Chinese-Singaporean journalist (1913–1996)

Ly Singko (李星可 (Lǐ Xīngkě); 1913 – 17 February 1996) was a Chinese-born writer who spent most of his career as a journalist in Singapore. From 1971 to 1973, he was detained under the Internal Security Act for "glamourising the communist system". Ly left Singapore after being released and died of a stroke aged 82.

==Early life==
Ly was born in Beijing, China, in 1913 and was raised in a Catholic household. He attended Peking University, before moving to Belgium and France to read philosophy at the Catholic University of Leuven and the University of Paris.

==Career==
Ly returned to China shortly after the Second Sino-Japanese War began, first serving as a French translator for the Chinese Air Force before working for both the Kuomintang-led Central News Agency and a Chongqing-based French agency. Ly was one of the founding members of the Society for Chinese and Foreign Writers (中外文藝聯絡社), also based in Chongqing. He was later posted to Saigon as the Central News Agency's Vietnamese correspondent.
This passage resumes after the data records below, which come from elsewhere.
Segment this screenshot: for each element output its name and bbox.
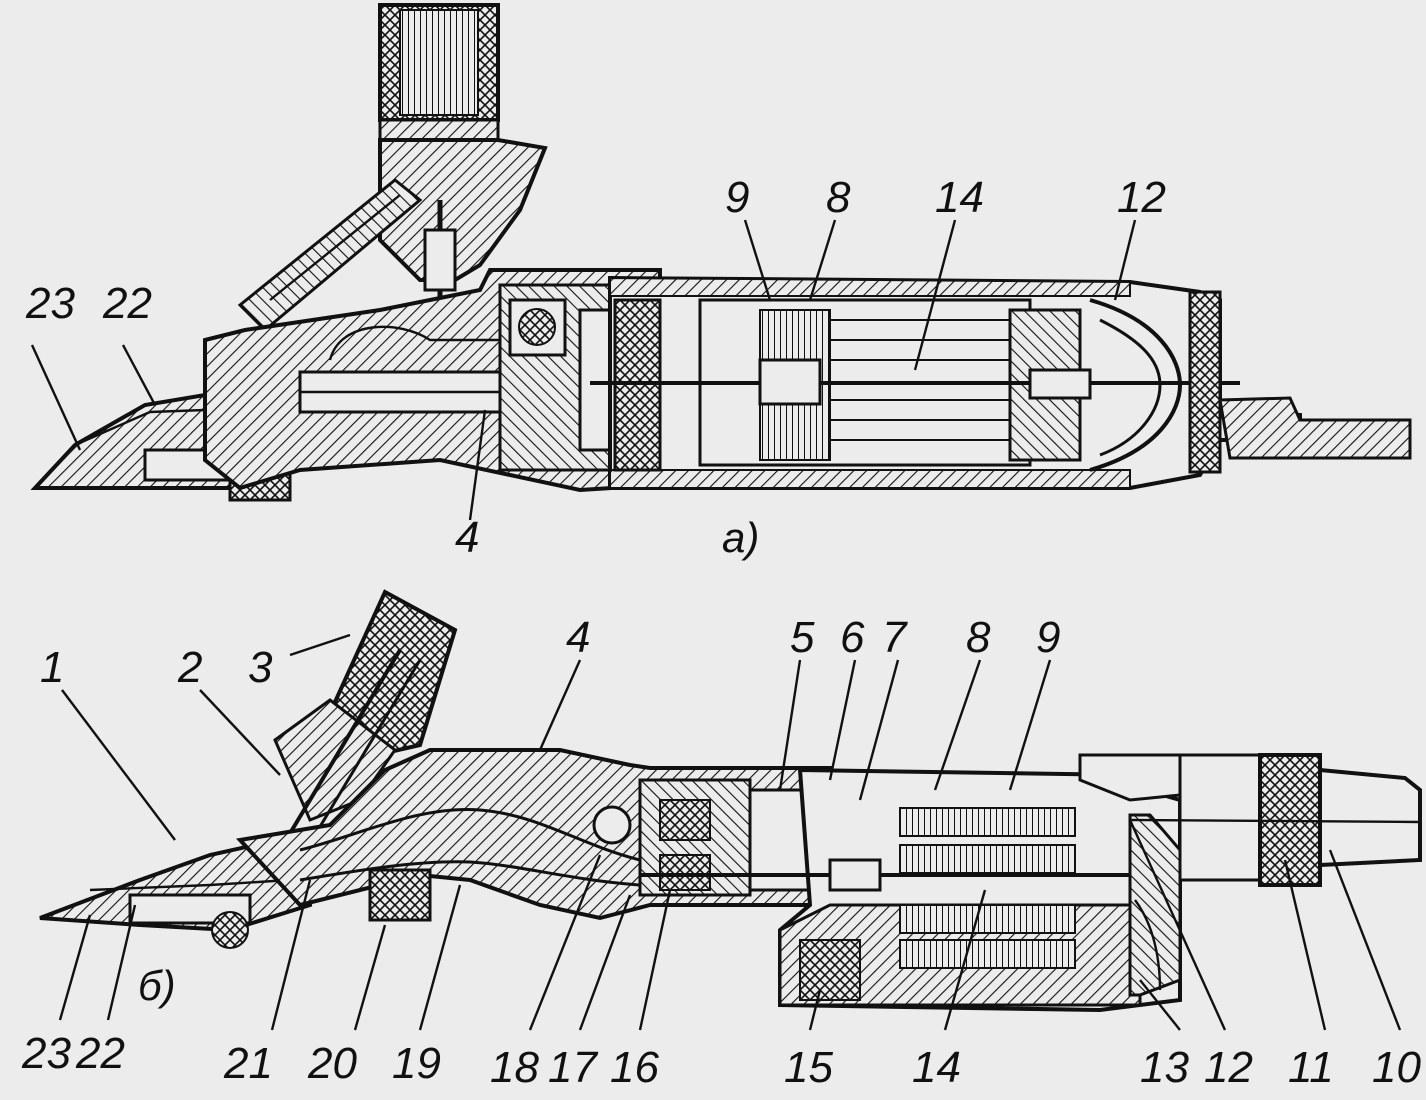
label-9: 9 xyxy=(725,173,749,222)
caption-b: б) xyxy=(138,962,176,1009)
label-7: 7 xyxy=(882,613,908,662)
view-b-leaders xyxy=(58,633,1402,1031)
caption-a: а) xyxy=(722,514,759,561)
label-19: 19 xyxy=(392,1039,441,1088)
view-b-labels: 1 2 3 4 5 6 7 8 9 23 22 21 20 19 18 17 1… xyxy=(21,613,1421,1092)
view-a-valve-body xyxy=(378,138,548,282)
label-22: 22 xyxy=(102,279,152,328)
view-b-drawing xyxy=(39,589,1422,1013)
view-a-labels: 23 22 9 8 14 12 4 а) xyxy=(25,173,1166,562)
view-a-cable xyxy=(1218,396,1412,460)
view-a-leaders xyxy=(30,219,1137,521)
view-a-drawing xyxy=(30,3,1412,502)
label-20: 20 xyxy=(307,1039,357,1088)
label-3: 3 xyxy=(248,643,273,692)
label-14: 14 xyxy=(912,1043,961,1092)
label-4: 4 xyxy=(455,513,479,562)
label-5: 5 xyxy=(790,613,815,662)
view-b-winding xyxy=(899,807,1076,837)
label-12: 12 xyxy=(1204,1043,1253,1092)
label-4: 4 xyxy=(566,613,590,662)
label-6: 6 xyxy=(840,613,865,662)
label-15: 15 xyxy=(784,1043,833,1092)
label-8: 8 xyxy=(826,173,851,222)
label-1: 1 xyxy=(40,643,64,692)
label-23: 23 xyxy=(25,279,75,328)
label-9: 9 xyxy=(1036,613,1060,662)
label-18: 18 xyxy=(490,1043,539,1092)
label-17: 17 xyxy=(548,1043,598,1092)
label-10: 10 xyxy=(1372,1043,1421,1092)
label-14: 14 xyxy=(935,173,984,222)
label-22: 22 xyxy=(75,1029,125,1078)
label-11: 11 xyxy=(1288,1043,1334,1092)
label-2: 2 xyxy=(177,643,202,692)
label-23: 23 xyxy=(21,1029,71,1078)
label-21: 21 xyxy=(223,1039,273,1088)
label-8: 8 xyxy=(966,613,991,662)
view-b-cable xyxy=(1318,767,1422,868)
label-16: 16 xyxy=(610,1043,659,1092)
label-12: 12 xyxy=(1117,173,1166,222)
label-13: 13 xyxy=(1140,1043,1189,1092)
However, following the communist takeover of China in 1949, Ly was advised by Paul Yu Pin, the archbishop of Nanking, to relocate to Singapore and assist with the running of the Catholic Church–affiliated newspaper Ih Shih Pao (益世報). Its first issue launched in June 1952 but Ly resigned as the newspaper's chief editor less than two months later. In 1959, he joined Sin Chew Jit Poh as a columnist and remained there for eleven years, before switching over to Nanyang Siang Pau—then the largest Chinese-language newspaper in Singapore—in February 1971.

==Imprisonment==
On 2 May 1971, Ly and three other high-ranking Nanyang Siang Pau personnel—general manager Lee Mau Seng, editor-in-chief Shamsuddin Tung Tao Chang, and public relations officer Kerk Loong Sing—were arrested by officials from the Internal Security Department for their suspected involvement in pro-communist activities. Jek Yeun Thong, the minister of culture, called Ly a "militantly chauvinistic writer" and accused him of actively "glamourising the communist system and working up communal emotions over Chinese language and culture". Moreover, Jek alleged that Ly had been offered "almost double" his salary at Sin Chew Jit Poh by Nanyang Siang Pau chairman Lee Eu Seng, so as to "induce" Ly into writing anti-establishment op-eds that were "highly offensive and provocative in nature".

The Ministry of Home Affairs announced on 22 May 1971 that Ly and his Nanyang Siang Pau colleagues had admitted during questioning to the charges of "glamourising the communist system". Ly was imprisoned without trial under the Internal Security Act from 22 May 1971 to 26 January 1973.

==Later years==
After his release, Ly did not return to journalism and spent most of his later years back in France, where he taught Asian cultural studies at the University of Paris, as well as Australia, where his wife Anna and four sons and two daughters resided. On 15 December 1976, he was awarded the rank of Knight in the Ordre national du Mérite by the French government. In January 1995, Ly returned to Singapore to donate his collection of Peking opera memorabilia to the National Museum of Singapore. Ly died of a stroke in the early hours of 17 February 1996 in Sydney, aged 82. His funeral was held three days later.

==Works==
Ly edited and translated stories for An Anthology of Modern Malaysian Chinese Stories (1967) and translated Reunion & Other Stories (1980) for Heinemann Educational Books (Asia)'s Writing in Asia Series.